In this study, the results obtained with pooled serum samples provide a detailed account of lipid remodelling under negative energy balance. A widespread and dramatic suppression of nearly all lipid classes in the serum of post-calving cows is an important finding. The lower level of most lipid classes at the fresh lactation stage is consistent with the global FA profiling data (Table 1), implying that a shortage in FA supply may be responsible for the decline in circulating lipids, synthesized in the liver and/or in the intestine enterocytes.
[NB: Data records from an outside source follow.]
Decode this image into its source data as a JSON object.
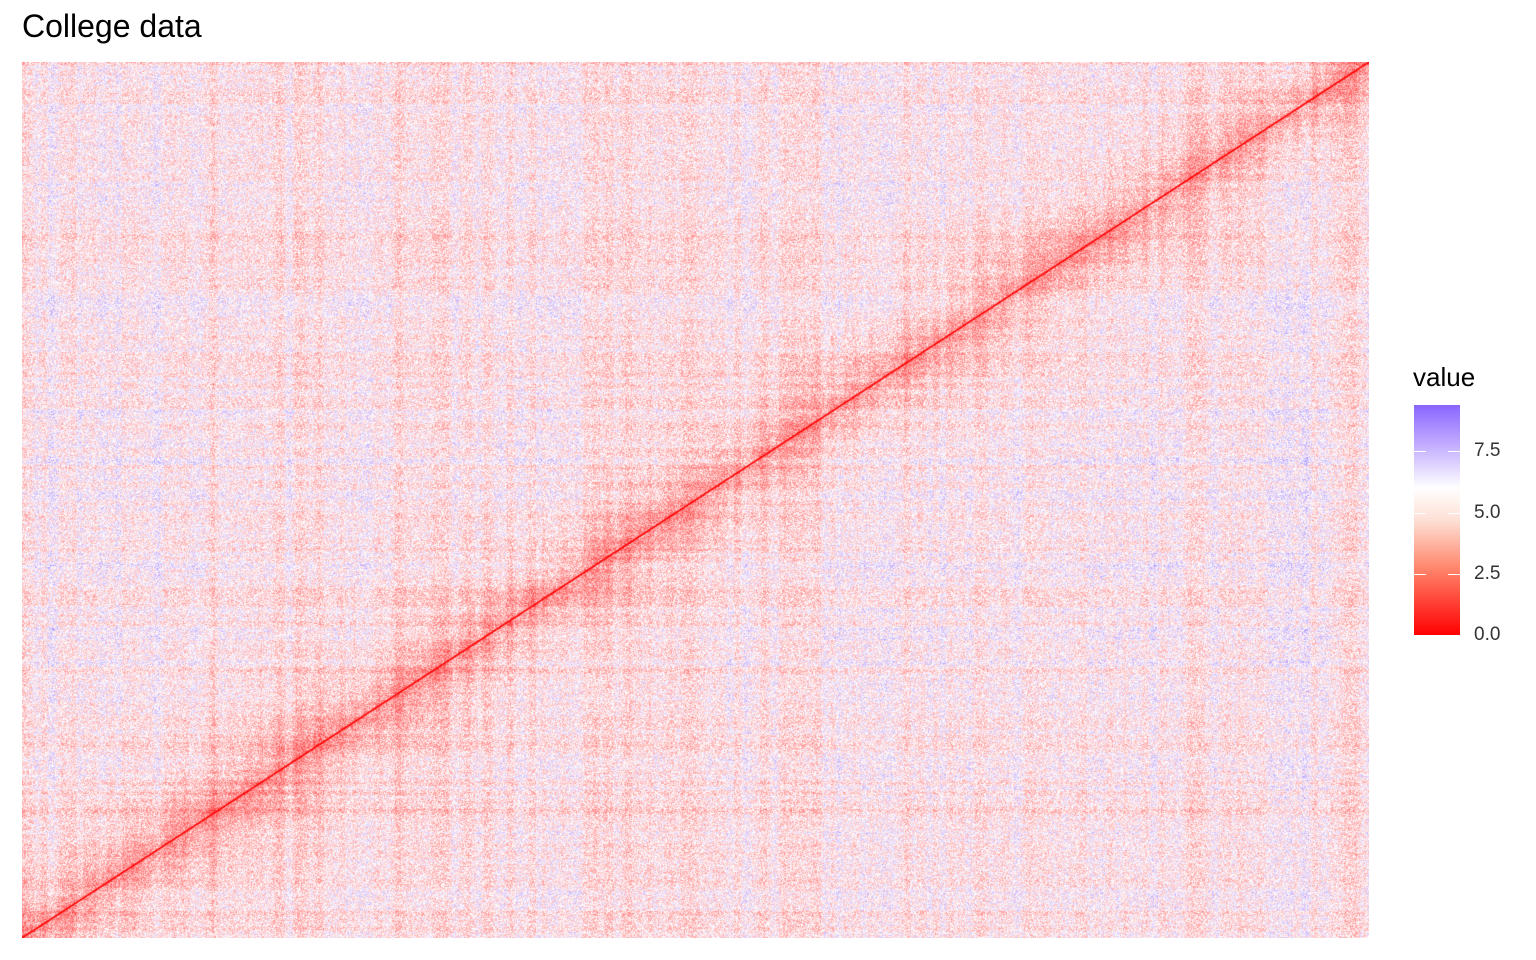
{
  "chart_data": {
    "type": "heatmap",
    "title": "College data",
    "xlabel": "",
    "ylabel": "",
    "matrix": "square distance matrix (~777 x 777) with zero diagonal running bottom-left to top-right",
    "diagonal_value": 0.0,
    "value_range": [
      0,
      9.4
    ],
    "color_scale": {
      "low": "#ff0000",
      "mid": "#ffffff",
      "high": "#8866ff",
      "midpoint": 6.1
    },
    "legend": {
      "title": "value",
      "ticks": [
        {
          "value": 7.5,
          "label": "7.5"
        },
        {
          "value": 5.0,
          "label": "5.0"
        },
        {
          "value": 2.5,
          "label": "2.5"
        },
        {
          "value": 0.0,
          "label": "0.0"
        }
      ],
      "placement": "right"
    }
  }
}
The higher level of FFAs in the serum during negative energy balance observed in this study is consistent with the literature. This is believed to be caused by adipose tissue mobilization, and some FFA species have been found to have high predictive power for the diagnosis of ketosis in early lactating cows [27,28]. However, in this study, a higher level of FFAs was accompanied by only a slightly greater concentration of BHBA in the serum of cows at the early lactating stage. Thus, the quantitative relationship between FFAs and BHBA remains unclear.
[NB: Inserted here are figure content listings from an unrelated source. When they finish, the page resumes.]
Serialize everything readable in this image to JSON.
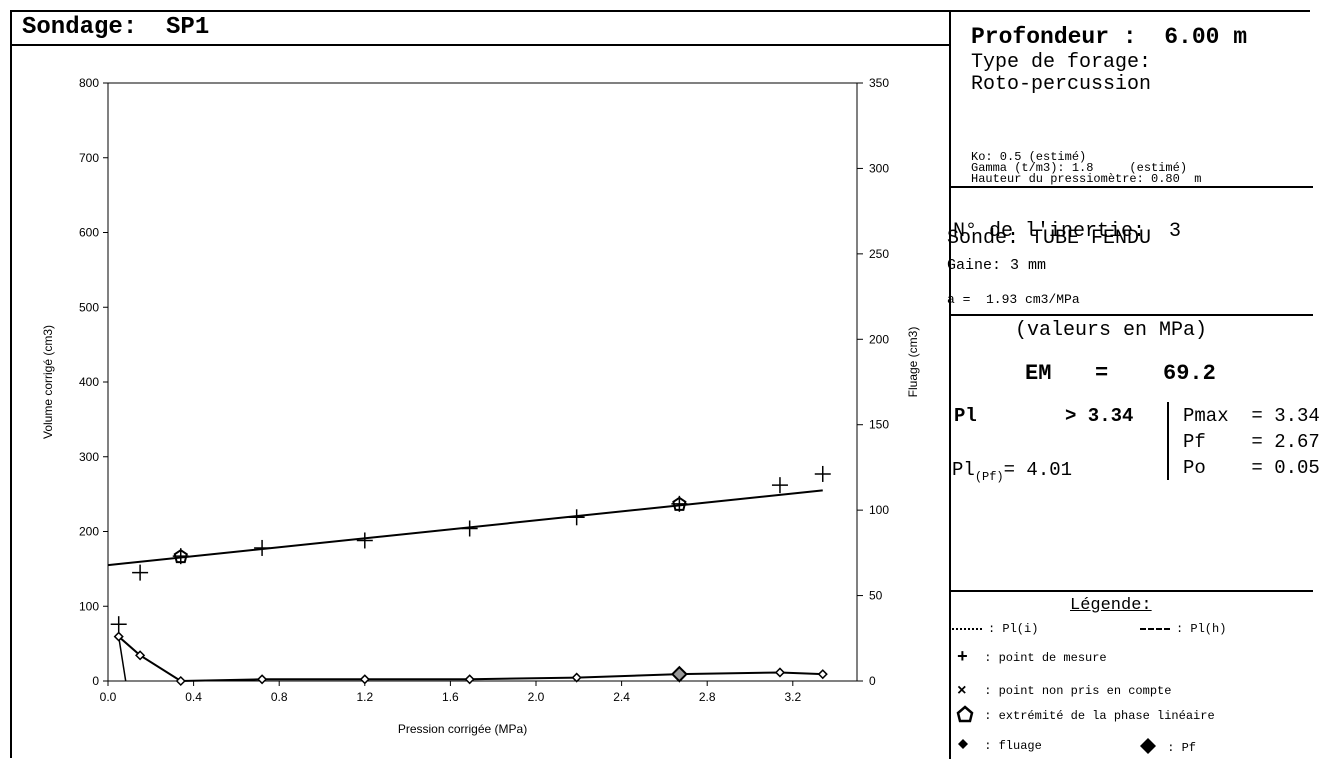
{
  "header": {
    "label": "Sondage:",
    "value": "SP1"
  },
  "panel": {
    "depth_label": "Profondeur :",
    "depth_value": "6.00 m",
    "drill_type_label": "Type de forage:",
    "drill_type_value": "Roto-percussion",
    "ko": "Ko: 0.5 (estimé)",
    "gamma": "Gamma (t/m3): 1.8     (estimé)",
    "height": "Hauteur du pressiomètre: 0.80  m",
    "inertia": "N° de l'inertie:  3",
    "probe": "Sonde: TUBE FENDU",
    "sheath": "Gaine: 3 mm",
    "a_value": "a =  1.93 cm3/MPa",
    "units": "(valeurs en MPa)",
    "em_label": "EM",
    "em_equals": "=",
    "em_value": "69.2",
    "pl_label": "Pl",
    "pl_value": "> 3.34",
    "pmax": "Pmax  = 3.34",
    "pf": "Pf    = 2.67",
    "po": "Po    = 0.05",
    "pl_pf_label": "Pl",
    "pl_pf_sub": "(Pf)",
    "pl_pf_value": "= 4.01"
  },
  "legend": {
    "title": "Légende:",
    "pl_i": ": Pl(i)",
    "pl_h": ": Pl(h)",
    "mesure": ": point de mesure",
    "non_pris": ": point non pris en compte",
    "extremite": ": extrémité de la phase linéaire",
    "fluage": ": fluage",
    "pf": ": Pf"
  },
  "chart_data": {
    "type": "scatter",
    "xlabel": "Pression corrigée (MPa)",
    "ylabel": "Volume corrigé (cm3)",
    "y2label": "Fluage (cm3)",
    "xlim": [
      0.0,
      3.5
    ],
    "ylim": [
      0,
      800
    ],
    "y2lim": [
      0,
      350
    ],
    "x_ticks": [
      "0.0",
      "0.4",
      "0.8",
      "1.2",
      "1.6",
      "2.0",
      "2.4",
      "2.8",
      "3.2"
    ],
    "y_ticks": [
      "0",
      "100",
      "200",
      "300",
      "400",
      "500",
      "600",
      "700",
      "800"
    ],
    "y2_ticks": [
      "0",
      "50",
      "100",
      "150",
      "200",
      "250",
      "300",
      "350"
    ],
    "series": [
      {
        "name": "point de mesure",
        "marker": "plus",
        "x": [
          0.05,
          0.15,
          0.34,
          0.72,
          1.2,
          1.69,
          2.19,
          2.67,
          3.14,
          3.34
        ],
        "y": [
          76,
          145,
          167,
          178,
          188,
          204,
          219,
          237,
          262,
          277
        ]
      },
      {
        "name": "fluage",
        "marker": "diamond",
        "axis": "y2",
        "x": [
          0.05,
          0.15,
          0.34,
          0.72,
          1.2,
          1.69,
          2.19,
          2.67,
          3.14,
          3.34
        ],
        "y": [
          26,
          15,
          0,
          1,
          1,
          1,
          2,
          4,
          5,
          4
        ]
      }
    ],
    "regression_line": {
      "x": [
        0.0,
        3.34
      ],
      "y": [
        155,
        255
      ]
    },
    "linear_phase_ends": {
      "x": [
        0.34,
        2.67
      ],
      "y": [
        167,
        237
      ]
    },
    "pf_marker": {
      "x": 2.67,
      "y2": 4
    },
    "fluage_line_start": {
      "x": 0.05,
      "y2": 26
    }
  }
}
During negative energy balance we observed also an increase in AcylCar and DHA-containing species. Unlike FFAs, the exact mode of function of AcylCar in lipid metabolism during negative energy balance is not well understood. The main function of AcylCar is the transport of FAs to mitochondria for oxidation [29]. Therefore, the increase in AcylCar in the serum of cows in the transition period may result from reduced lipid oxidation activity in the mitochondria in the liver cells [30]. Our findings are in accordance with observations of Ghaffari et al. [31], who found a greater concentration of circulating acetylcarnitine in the serum of cows during fresh lactation. Moreover, increased plasma concentrations of AcylCar have been suggested as a marker of metabolism disorders [32]. Although the role of DHA in transition cow’s health remains unclear. It is plausible that the enhanced production of DHA has a positive effect on the immune function and health status of dairy cows during this critical period [33]. It is also possible that more DHAs are synthesized in the liver and circulated in the blood in the fresh lactation stage to promote brain development of neonates [34].
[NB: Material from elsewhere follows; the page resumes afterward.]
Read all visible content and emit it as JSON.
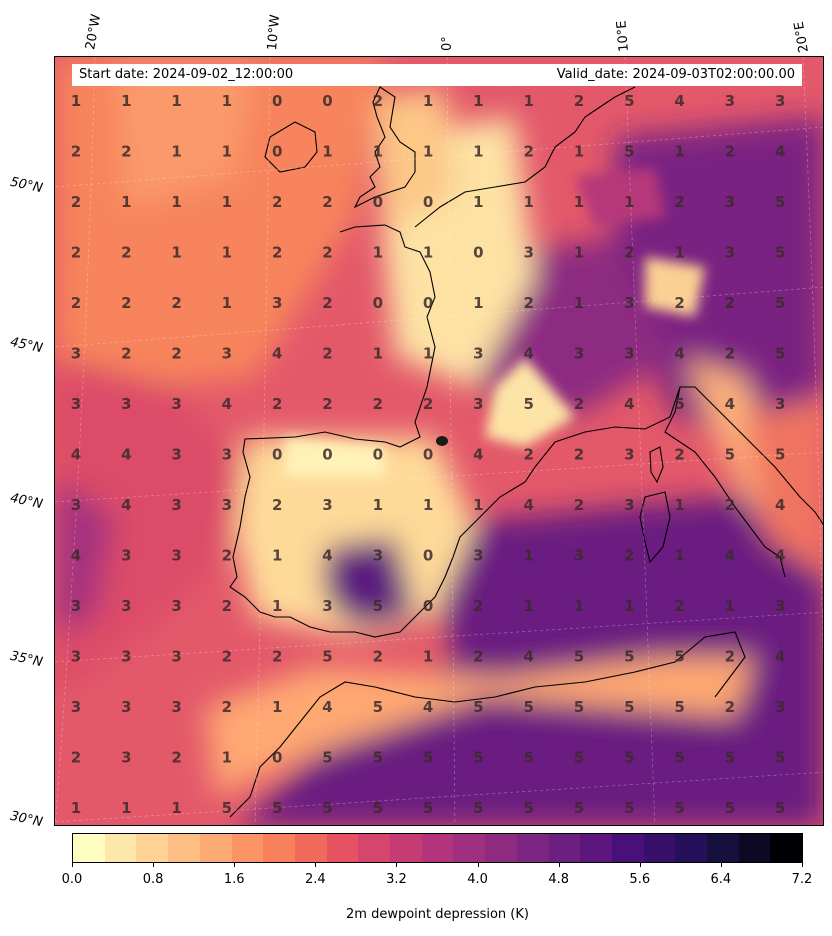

The results obtained with pooled serum samples (Table 1 and Table 2) cannot unveil the variation across animals nor allow the discovery of robust lipid biomarkers between the two lactation stages. Lipidomic profiling was thus performed on large cohorts of 2022 and 2023, and a multivariate classification analysis (PLS-DA) of the large dataset revealed the contrasting lipid makeup between the two lactation stages. Overall, the lipidomic response to negative energy balance was similar between the 2022 and the 2023 cohorts. The slight year-to-year discrepancy in the top 15 lipids differentiating the two lactation stages may result from environmentaland dietary variation across the two years. Taken together, a number of PCP, PC, and SM species were the top downregulated markers, whereas several FFAs, Acylcar, and DHA-containing phospholipid species the best upregulated markers of negative energy balance in dairy cows. It is worth noting that several PCP species were among the top and reproducible markers. Plasmalogens are thought to be involved in the membrane bilayer formation and possess an antioxidant function [35]. The rise in PCP levels at the full lactation stage may be an indicator of recovery from a negative energy balance.

5. Conclusions

We have revealed the overwhelming change in both polar and nonpolar lipids of serum during transition period and identified several upregulated and downregulated biomarkers that distinguish the fresh lactating and full lactating cows. To our knowledge, this is the most comprehensive survey on serum lipids and lipidomic remodelling of dairy cows suffering from negative energy balance. Our findings contribute to a better understanding of the lipid metabolism in dairy cows during the transition period. In addition, both the lipid structure and concentration presented in this paper may serve as a useful reference for researchers of dairy and veterinary science.